Nothing in that definition prevents statics from being considered inherited. Yes, statics behave differently than nonstatics when it comes to overriding vs. overloading. But that doesn't mean they aren't inherited.
[Campbell]: Try this in Java5 or Java6:
As I recall, @Override is not enforced in JDK 5. Unless they added that in a later bugfix release, but I doubt it.
Also, note that the rules for @Override are not exactly the same as the JLS definition of overriding. For example, JLS 9.4.1 makes clear that an interface method may override a method declared in a superinterface. But if you try using @Override in this case, it's not allowed. So we can't assume that @Override matches the JLS definitions.
Joined: Oct 13, 2005
I was obviously mistaken about inheritance. Sorry. @Override was introduced in Java5. And we are not working in an interface, but in a concrete class, where putting @Override before a static method ought to produce a compiler error.
Joined: Mar 05, 2008
[Campbell]: @Override was introduced in Java5.
Introduced, yes. But not enforced. It was ignored by the compiler, whether or not it was on a method that actually overrode anything (by any definition). If you want Victor to observe a compiler error for the example given, he probably needs to use JDK 6, not 5.
[Campbell]: And we are not working in an interface, but in a concrete class, where putting @Override before a static method ought to produce a compiler error.

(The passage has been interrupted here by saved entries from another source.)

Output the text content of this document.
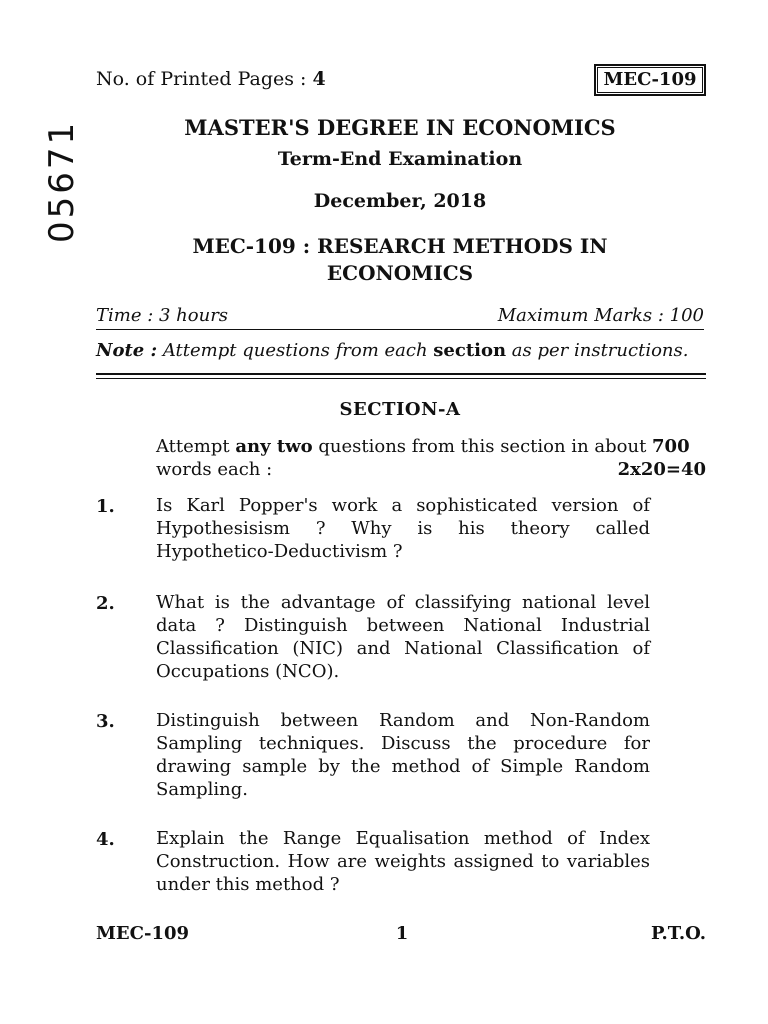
No. of Printed Pages : 4	MEC-109
05671	MASTER'S DEGREE IN ECONOMICS
Term-End Examination
December, 2018
MEC-109 : RESEARCH METHODS IN
ECONOMICS
Time : 3 hours	Maximum Marks : 100
Note : Attempt questions from each section as per instructions.
SECTION-A
Attempt any two questions from this section in about 700 words each :	2x20=40
1. Is Karl Popper's work a sophisticated version of Hypothesisism ? Why is his theory called Hypothetico-Deductivism ?
2. What is the advantage of classifying national level data ? Distinguish between National Industrial Classification (NIC) and National Classification of Occupations (NCO).
3. Distinguish between Random and Non-Random Sampling techniques. Discuss the procedure for drawing sample by the method of Simple Random Sampling.
4. Explain the Range Equalisation method of Index Construction. How are weights assigned to variables under this method ?
MEC-109	1	P.T.O.
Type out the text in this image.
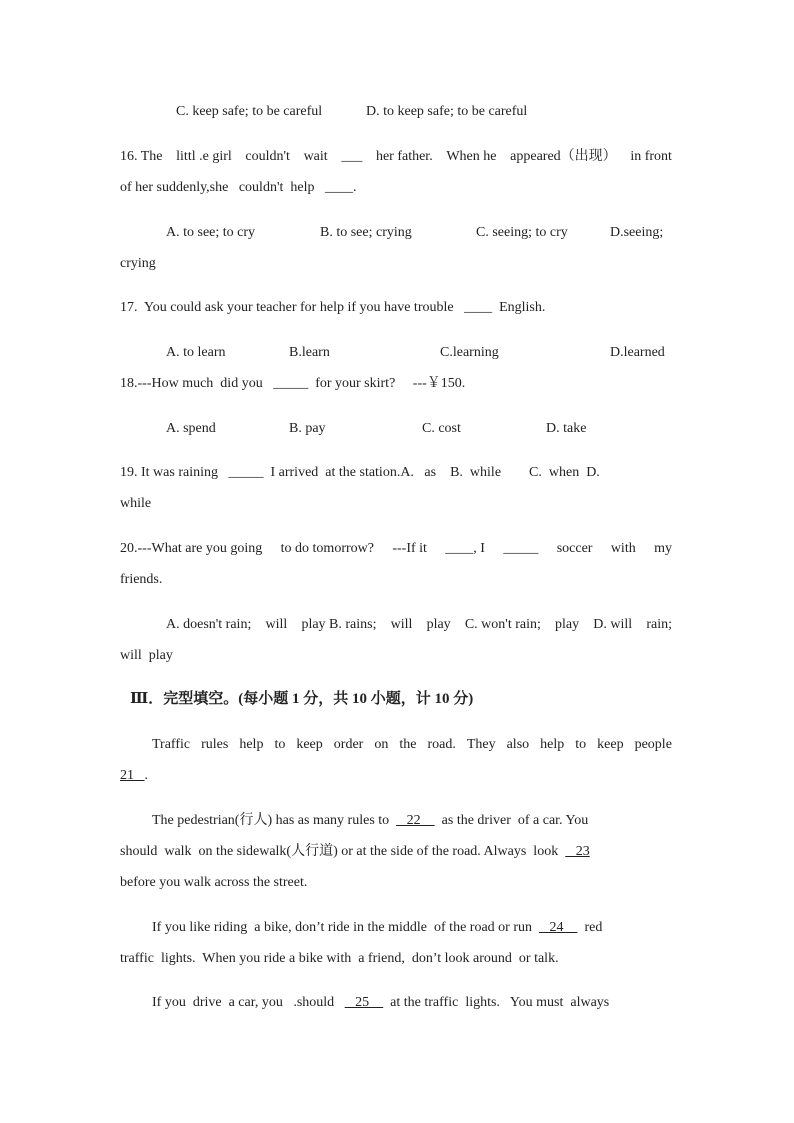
C. keep safe; to be careful	D. to keep safe; to be careful
16. The littl .e girl couldn't wait ___ her father. When he appeared（出现） in front
of her suddenly,she   couldn't  help   ____.
A. to see; to cry	B. to see; crying	C. seeing; to cry	D.seeing;
crying
17.  You could ask your teacher for help if you have trouble   ____  English.
A. to learn	B.learn	C.learning	D.learned
18.---How much  did you   _____  for your skirt?     ---￥150.
A. spend	B. pay	C. cost	D. take
19. It was raining   _____  I arrived  at the station.A.   as    B.  while        C.  when  D.
while
20.---What are you going to do tomorrow? ---If it ____, I _____ soccer with my
friends.
A. doesn't rain; will play B. rains; will play C. won't rain; play D. will rain;
will  play
Ⅲ．完型填空。(每小题 1 分，共 10 小题，计 10 分)
Traffic rules help to keep order on the road. They also help to keep people
21   .
The pedestrian(行人) has as many rules to     22      as the driver  of a car. You
should  walk  on the sidewalk(人行道) or at the side of the road. Always  look     23
before you walk across the street.
If you like riding  a bike, don’t ride in the middle  of the road or run     24      red
traffic  lights.  When you ride a bike with  a friend,  don’t look around  or talk.
If you  drive  a car, you   .should      25      at the traffic  lights.   You must  always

I'm aware of that. My general point was that @Override does not map directly to "overriding" as defined in the JLS. The folks who defined the @Override annotation were apparently on crack or something. Whether or not @Override compiles in a given program has little bearing on whether it's really overriding (in the JLS sense) or not. To put it another way, I agree with your conclusion (static methods can't be overridden) but not with your reasoning (because the @Override meaning is different from the JLS meaning of override). Yeah, it's nice that @Override seems to support your (correct) conclusion, but that's just coincidence as far as I'm concerned. The @Override annotation is not to be trusted as a definition of what "override" means.